Lutheran pastor, scholar preaches during Christian unity service
by Mike Ferguson | Presbyterian News Service
LOUISVILLE — Even a limping dog in Bangalore, India has something to teach us about justice, the Rev. Dr. Evangeline Anderson-Rajkumar told worshipers at the Presbyterian Center Chapel Wednesday during the Week of Prayer for Christian Unity.
The theme for the week is “Justice, and only justice, you shall pursue.” It’s taken from Deut. 16:20, which concludes, “so that you may live and occupy the land that the Lord your God is giving you.”
Anderson-Rajkumar, pastor of Gethsemane Lutheran Church and St. Peter’s Lutheran Church in Corydon, Indiana, said during a Bangalore visit last week her brother told her the injured dog belongs not to the family, but to the community.
But a newcomer, thinking he could get rid of the dog if he wanted to, had struck it with a large stone.
“The neighbors came together and said, ‘You have no right,’” she said. “The man was shocked the community could come together for a dog, but he learned his lesson.”
Indeed he had, her brother told her: A few days later, the brother saw the man who’d hurt the dog feeding it cookies. The dog had chosen forgiveness.
“We have so much to learn from a dog,” her brother told her.
“We also have a lot to learn from one another” as Christians throughout the Northern Hemisphere celebrate their unity this week, she said. Among them: The stewardship of God’s creation “is part and parcel of God’s plan for us.” As Christians work to restore their relationship with the whole of creation, “every little being has a role,” she said.
“As we go up the rungs of the economic ladder, we can’t forget about our relationships and our community,” she said. The prophet Jeremiah delivered a formula that, in simple terms, spells out what we are to do, she said: To know God is to do justice.
“Those are two sides of the same coin,” she said, connecting the terms “humus” with “humanity” and “Adam” and “Adamah,” the Hebrew word for ground or earth.

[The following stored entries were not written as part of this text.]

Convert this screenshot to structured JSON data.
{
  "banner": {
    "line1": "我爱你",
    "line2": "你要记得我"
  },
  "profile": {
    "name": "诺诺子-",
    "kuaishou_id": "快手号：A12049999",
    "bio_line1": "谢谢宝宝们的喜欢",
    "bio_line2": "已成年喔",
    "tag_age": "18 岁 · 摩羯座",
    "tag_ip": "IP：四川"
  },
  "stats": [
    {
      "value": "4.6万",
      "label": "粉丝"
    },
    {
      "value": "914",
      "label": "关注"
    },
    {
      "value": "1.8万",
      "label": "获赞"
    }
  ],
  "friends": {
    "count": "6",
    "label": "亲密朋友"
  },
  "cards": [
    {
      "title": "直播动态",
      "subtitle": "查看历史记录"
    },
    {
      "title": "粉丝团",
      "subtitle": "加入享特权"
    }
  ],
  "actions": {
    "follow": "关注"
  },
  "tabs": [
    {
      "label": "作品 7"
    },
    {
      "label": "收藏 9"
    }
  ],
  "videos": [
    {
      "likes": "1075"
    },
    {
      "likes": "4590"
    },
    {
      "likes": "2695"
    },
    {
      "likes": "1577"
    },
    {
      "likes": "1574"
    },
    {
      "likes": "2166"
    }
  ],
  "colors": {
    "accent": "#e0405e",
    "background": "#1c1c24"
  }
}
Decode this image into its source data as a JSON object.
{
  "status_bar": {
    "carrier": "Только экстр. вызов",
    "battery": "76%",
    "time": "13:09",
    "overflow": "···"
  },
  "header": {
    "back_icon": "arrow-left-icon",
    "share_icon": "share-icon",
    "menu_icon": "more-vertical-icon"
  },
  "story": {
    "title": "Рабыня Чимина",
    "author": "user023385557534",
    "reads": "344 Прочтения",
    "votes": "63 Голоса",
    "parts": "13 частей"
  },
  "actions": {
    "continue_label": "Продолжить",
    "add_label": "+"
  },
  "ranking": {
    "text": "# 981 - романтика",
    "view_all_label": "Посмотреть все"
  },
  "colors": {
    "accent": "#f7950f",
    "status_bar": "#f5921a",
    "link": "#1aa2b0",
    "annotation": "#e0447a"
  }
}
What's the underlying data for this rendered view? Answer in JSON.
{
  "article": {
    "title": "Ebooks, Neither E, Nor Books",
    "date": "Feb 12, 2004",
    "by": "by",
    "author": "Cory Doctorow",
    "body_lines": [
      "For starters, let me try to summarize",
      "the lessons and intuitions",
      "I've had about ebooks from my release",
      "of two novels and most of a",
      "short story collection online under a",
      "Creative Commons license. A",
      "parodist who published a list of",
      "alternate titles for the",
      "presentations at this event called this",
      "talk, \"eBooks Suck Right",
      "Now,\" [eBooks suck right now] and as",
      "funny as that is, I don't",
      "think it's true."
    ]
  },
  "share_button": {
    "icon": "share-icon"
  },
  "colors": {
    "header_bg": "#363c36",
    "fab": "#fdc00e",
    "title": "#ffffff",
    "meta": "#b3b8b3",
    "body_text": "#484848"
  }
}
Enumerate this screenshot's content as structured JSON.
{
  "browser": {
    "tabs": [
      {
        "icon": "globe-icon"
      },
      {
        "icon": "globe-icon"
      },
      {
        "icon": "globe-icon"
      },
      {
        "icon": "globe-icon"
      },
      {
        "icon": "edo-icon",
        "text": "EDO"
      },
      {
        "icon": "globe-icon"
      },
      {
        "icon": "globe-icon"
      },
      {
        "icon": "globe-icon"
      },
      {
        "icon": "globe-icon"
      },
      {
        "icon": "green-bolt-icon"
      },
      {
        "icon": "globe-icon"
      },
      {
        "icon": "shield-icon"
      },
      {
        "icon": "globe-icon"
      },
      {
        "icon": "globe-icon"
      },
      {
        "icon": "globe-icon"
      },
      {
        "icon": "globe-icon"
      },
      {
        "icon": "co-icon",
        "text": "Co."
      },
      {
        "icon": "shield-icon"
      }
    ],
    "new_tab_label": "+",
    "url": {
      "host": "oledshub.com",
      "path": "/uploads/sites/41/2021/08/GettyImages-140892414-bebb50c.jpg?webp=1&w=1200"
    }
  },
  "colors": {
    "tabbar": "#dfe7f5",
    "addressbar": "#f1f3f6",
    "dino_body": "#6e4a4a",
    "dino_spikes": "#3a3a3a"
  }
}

Like the biblical prophets, people of faith “must keep their ear so close to the ground that we can hear the cries of the people for justice and equality … We can never get tired of doing justice, because this is what God requires of us.”
It’s not that God is looking for cookie-cutter Christianity.
“It’s not uniformity that God desires, but unity, community and communion,” she said.
“What a beautiful time God has given us,” she said. While all of us “are just a dot” in history, “we are also part of God’s plan ever since God created the world.”
We ought to be “pleading with God to send God’s grace to set us back on track to walk that path of God’s grace,” she said.
Anderson-Rajkumar filled the pulpit for Metropolitan Zachariah Mar Nicholovos of the Malankara Orthodox Syrian Church, who was unable to travel to lead worship.
“One of the great gifts of the ecumenical movement,” said the Rev. Robina Winbush, Associate Stated Clerk and Director of Ecumenical Relations for the PC(USA), “are sisters and brothers who become friends along the way.” When Wednesday’s speaker phoned in sick Tuesday, “I called Rev. Dr. Anderson-Rajkumar and she said, ‘Of course I would be happy to speak to you.’”
Wednesday’s preacher brought “a passion for unity and justice for which God has gifted us,” Winbush said, and she’s also “deeply involved in the ecumenical movement.”
Anderson-Rajkumar later spoke on Dalit feminist theology during a brownbag luncheon at the Presbyterian Center.